2023年1月31日火曜日

特定秘密保護法への不安

 小説『精鋭』で、「安全運転義務違反」というのがあることを初めて知った。例えば小説の中で、「右折車がいるとする。そこに横断歩道がある。歩行者がいた場合、右折車は、停車してその歩行者が通過するのを待たなければならない」「そのとき、歩行者が車を気にして歩調を弛めたとしたら」、右折車のドライバーは違反になるか、という問題が提起されていた。

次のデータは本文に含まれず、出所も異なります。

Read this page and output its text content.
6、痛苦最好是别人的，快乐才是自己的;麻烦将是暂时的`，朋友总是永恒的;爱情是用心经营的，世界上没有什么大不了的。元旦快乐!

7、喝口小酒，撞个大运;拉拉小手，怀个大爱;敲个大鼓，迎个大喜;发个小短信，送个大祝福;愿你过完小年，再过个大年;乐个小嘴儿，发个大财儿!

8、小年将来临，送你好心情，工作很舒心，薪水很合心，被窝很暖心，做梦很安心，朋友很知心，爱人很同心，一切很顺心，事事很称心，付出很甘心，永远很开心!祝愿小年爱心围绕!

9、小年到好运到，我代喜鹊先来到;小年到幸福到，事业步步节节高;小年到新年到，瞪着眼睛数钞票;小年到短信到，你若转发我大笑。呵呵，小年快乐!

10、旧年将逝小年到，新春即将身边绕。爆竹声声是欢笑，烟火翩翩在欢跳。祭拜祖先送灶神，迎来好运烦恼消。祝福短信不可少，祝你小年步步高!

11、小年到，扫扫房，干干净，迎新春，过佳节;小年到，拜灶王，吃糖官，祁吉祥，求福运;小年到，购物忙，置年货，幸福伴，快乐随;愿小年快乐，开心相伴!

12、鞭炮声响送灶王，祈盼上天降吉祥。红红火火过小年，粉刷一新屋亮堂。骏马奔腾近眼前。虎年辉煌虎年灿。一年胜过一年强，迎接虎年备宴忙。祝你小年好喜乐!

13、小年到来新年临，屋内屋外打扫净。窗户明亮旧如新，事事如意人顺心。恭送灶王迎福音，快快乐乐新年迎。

 その問題に対して、違反に問われるようなことはないだろうと思ったら、何と、その場合、警察官は安全運転義務違反で「右折車のドライバーに違反切符を切ることができる」というのである。道交法にある歩行者優先の原則によると、「ドライバーは、歩行者の安全を確保する義務がある。歩行者が車を気にして、歩調を弛(ゆる)めるようなことがあってはならない」といい、続けて「警察官は、やろうと思えば犯罪者を作り出すこともできるのだ。極端な話、気に入らないやつがいたら、罪に陥れることもできるということだ」という。
 この所を読んで、すぐに特定秘密保護法を思い浮かんだが、今の法律でこうなのだから、特定秘密保護法が施行されたら、どんなことになってしまうか、と特定秘密保護法への不安が一層強まってきた。細かな条文まで読む人などいないだろうから、多くの国民が知らないうちに犯罪者にされてしまう機会が増えてしまうに違いない、と。
 とは言え、今のところ「特定秘密保護法」がその実力を発揮しするようにはなっていない。日本国憲法が目を光らせているからだ。しかし、憲法が改変されたら、そうはいかない。「特定秘密保護法」は本領を発揮するようになり、国民の自由が脅かされてくるに違いない。そうならないためにも、憲法の改悪をなんとしても阻止していきたい。